Terlepas dari pertanyaan di atas, pondok pesantren merupakan tempat mempelajari ilmu agama yang dulunya juga sekaligus mempelajari ilmu kemasyarakatan dan keterampilan dalam pemenuhan kebutuhan hidup di dunia. Contoh mudahnya, Pesantren Tebuireng pertama kali didirikan oleh K.H. Hasyim Asy'ari, beliau mengajarkan kemandirian pada santrinya dengan mengajak bertani, mengelola hasilnya yang hampir sebagian besarnya untuk menghidupi pesantren. Dari bercocok tanam, merawat, memanen, mengolahnya, menyimpannya, menjualnya, itu semua ilmu dunia. Bagaimana mengkombinasikan ilmu dunia dan ilmu akhirat dalam pesantren, Tebuireng masa lalu pernah melakukannya.
Jika ada kalimat canda "Mondok Sampek Rabi, Ngaji Sampek Mati" (Belajar dan Tinggal di Pondok Sampai Menikah, Mengaji Sampai Akhir Usia, pen), maka itu dikarenakan budaya menuntut ilmu agama yang ditanamkan orang tua dan ustadz/ah melekat kuat hingga tak ingin meninggalkan pondok hingga menikah. Maklum, kalau sudah menikah tidak boleh tinggal di pondok. Akan tetapi masih diijinkan menuntut ilmu atau mengajarkan ilmunya di dalam pesantren. Budaya pengabdian pada almamater pada kyai pada agama acapkali menjadikan beberapa santri terbaik terus mengabdi setelah kesantriannya teruji.

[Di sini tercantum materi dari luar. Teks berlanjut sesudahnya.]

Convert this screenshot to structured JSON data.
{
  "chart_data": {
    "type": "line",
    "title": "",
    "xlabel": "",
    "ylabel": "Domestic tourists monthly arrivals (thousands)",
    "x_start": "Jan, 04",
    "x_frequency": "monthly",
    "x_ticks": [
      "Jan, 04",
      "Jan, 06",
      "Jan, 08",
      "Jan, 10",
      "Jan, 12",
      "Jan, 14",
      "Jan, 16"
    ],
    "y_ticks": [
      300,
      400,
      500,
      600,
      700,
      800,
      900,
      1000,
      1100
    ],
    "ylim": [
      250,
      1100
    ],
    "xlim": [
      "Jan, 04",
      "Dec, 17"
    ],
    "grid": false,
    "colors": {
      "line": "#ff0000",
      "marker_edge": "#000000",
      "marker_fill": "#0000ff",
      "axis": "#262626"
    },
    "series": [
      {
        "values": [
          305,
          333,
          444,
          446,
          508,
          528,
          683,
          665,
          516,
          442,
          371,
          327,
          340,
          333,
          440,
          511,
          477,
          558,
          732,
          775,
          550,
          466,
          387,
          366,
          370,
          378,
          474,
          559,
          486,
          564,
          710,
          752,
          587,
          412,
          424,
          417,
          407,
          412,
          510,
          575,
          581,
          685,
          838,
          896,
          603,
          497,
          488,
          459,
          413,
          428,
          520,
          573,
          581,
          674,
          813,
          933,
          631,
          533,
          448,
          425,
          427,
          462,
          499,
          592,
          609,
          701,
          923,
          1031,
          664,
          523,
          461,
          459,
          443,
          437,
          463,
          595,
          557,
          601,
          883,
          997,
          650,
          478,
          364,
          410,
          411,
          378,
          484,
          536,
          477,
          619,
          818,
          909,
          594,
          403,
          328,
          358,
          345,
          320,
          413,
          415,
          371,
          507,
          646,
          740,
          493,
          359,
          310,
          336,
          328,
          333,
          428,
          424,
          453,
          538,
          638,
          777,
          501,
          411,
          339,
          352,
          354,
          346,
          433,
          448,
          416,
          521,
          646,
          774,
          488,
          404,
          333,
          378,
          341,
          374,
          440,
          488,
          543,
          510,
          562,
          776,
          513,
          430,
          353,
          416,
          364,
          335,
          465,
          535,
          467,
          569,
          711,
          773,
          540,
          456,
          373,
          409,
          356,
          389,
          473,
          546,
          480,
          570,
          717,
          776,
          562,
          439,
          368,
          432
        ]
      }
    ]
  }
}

Tak jarang, santri terbaik diambil pak kyai jadi menantunya. Tak jarang pula santriwati pun demikian adanya, jadi menantu pak kyai. Tak sedikit pula yang ketemu jodoh di pesantren. Santri berjodoh santriwati. Klop sudah. Lalu, keduanya tinggal di dekat pesantren. Mengajar rutin di sana pula sembari membuka kelas khusus di rumah. Sekaligus menjadi pelayan masyarakat sekelilingnya dalam urusan agama juga dunia.
Sementara yang satu dan beberapanya setia pada pesantren, sisanya yang sebagian besar kembali ke lingkungannya, menjadi penerang bagi masyarakatnya. Membuka kajian dan mengamalkan ilmunya.
Yang lainnya, mengimplementasikan ilmunya untuk diri dan keluarganya. Meski tidak menjadi penerang bagi lingkungannya yang lebih besar, bagi keluarganya ilmunya sudah sangat bermanfaat.
Jika sudah demikian, ngaji sampek mati memang benar adanya.